Em 19 de junho de 2026, escrevi aqui sobre o risco operacional concreto do export control que derrubou o Claude Fable 5: um modelo que você usa hoje pode ser desligado amanhã à noite por ordem do governo americano, sem aviso prévio e sem grace period. A pergunta que mais chegou depois daquele post, nos comentários e no LinkedIn, foi a mais óbvia: "ok, e o que eu faço com isso na prática?"

Esse post é a resposta. Não a resposta de "diversifique seus providers por precaução" — essa é óbvia e qualquer pessoa com acesso ao HN já sabe. A resposta arquitetural concreta: como você estrutura o código e a infraestrutura de forma que trocar de provider, rotear entre providers ou fazer fallback em caso de falha seja uma operação de configuração, não uma refatoração de emergência num momento em que você está com o sistema fora do ar e o CEO ligando.

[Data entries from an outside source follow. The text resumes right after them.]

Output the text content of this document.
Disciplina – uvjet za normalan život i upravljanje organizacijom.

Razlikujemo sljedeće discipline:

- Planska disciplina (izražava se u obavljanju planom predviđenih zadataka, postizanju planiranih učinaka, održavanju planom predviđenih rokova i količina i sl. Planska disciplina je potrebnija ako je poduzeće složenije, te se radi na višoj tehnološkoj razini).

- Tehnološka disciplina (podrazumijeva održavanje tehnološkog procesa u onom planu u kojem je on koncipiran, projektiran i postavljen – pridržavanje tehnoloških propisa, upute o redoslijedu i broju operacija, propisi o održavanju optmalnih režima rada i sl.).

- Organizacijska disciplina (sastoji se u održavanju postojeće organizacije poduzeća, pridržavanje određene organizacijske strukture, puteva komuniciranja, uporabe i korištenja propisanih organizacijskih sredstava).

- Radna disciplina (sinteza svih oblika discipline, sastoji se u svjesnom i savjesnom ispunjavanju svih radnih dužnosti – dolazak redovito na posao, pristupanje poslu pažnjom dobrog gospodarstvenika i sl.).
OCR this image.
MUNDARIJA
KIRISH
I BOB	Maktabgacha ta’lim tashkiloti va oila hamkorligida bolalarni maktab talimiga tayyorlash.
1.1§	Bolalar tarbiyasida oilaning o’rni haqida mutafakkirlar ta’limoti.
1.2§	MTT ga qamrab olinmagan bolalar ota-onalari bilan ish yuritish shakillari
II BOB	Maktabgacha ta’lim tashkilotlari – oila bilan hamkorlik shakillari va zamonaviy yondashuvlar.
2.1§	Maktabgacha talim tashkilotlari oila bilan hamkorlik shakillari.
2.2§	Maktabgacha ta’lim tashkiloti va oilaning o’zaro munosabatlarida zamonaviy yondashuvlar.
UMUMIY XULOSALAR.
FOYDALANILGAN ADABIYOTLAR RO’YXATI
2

O Problema Que o Export Control Tornou Visível (Mas Que Sempre Existiu)

Provider lock-in em LLMs não nasceu em junho de 2026 com o export control. Ele existia antes, com um conjunto diferente de riscos: mudanças de preço unilaterais, descontinuação de modelos (lembra do GPT-3.5 sendo retirado do default?), degradação silenciosa de performance depois de um update de modelo sem versioning, outage de provider numa sexta à noite. O ban do Fable 5 foi o evento que tornou o risco tangível de uma forma que nenhuma discussão acadêmica sobre lock-in conseguia.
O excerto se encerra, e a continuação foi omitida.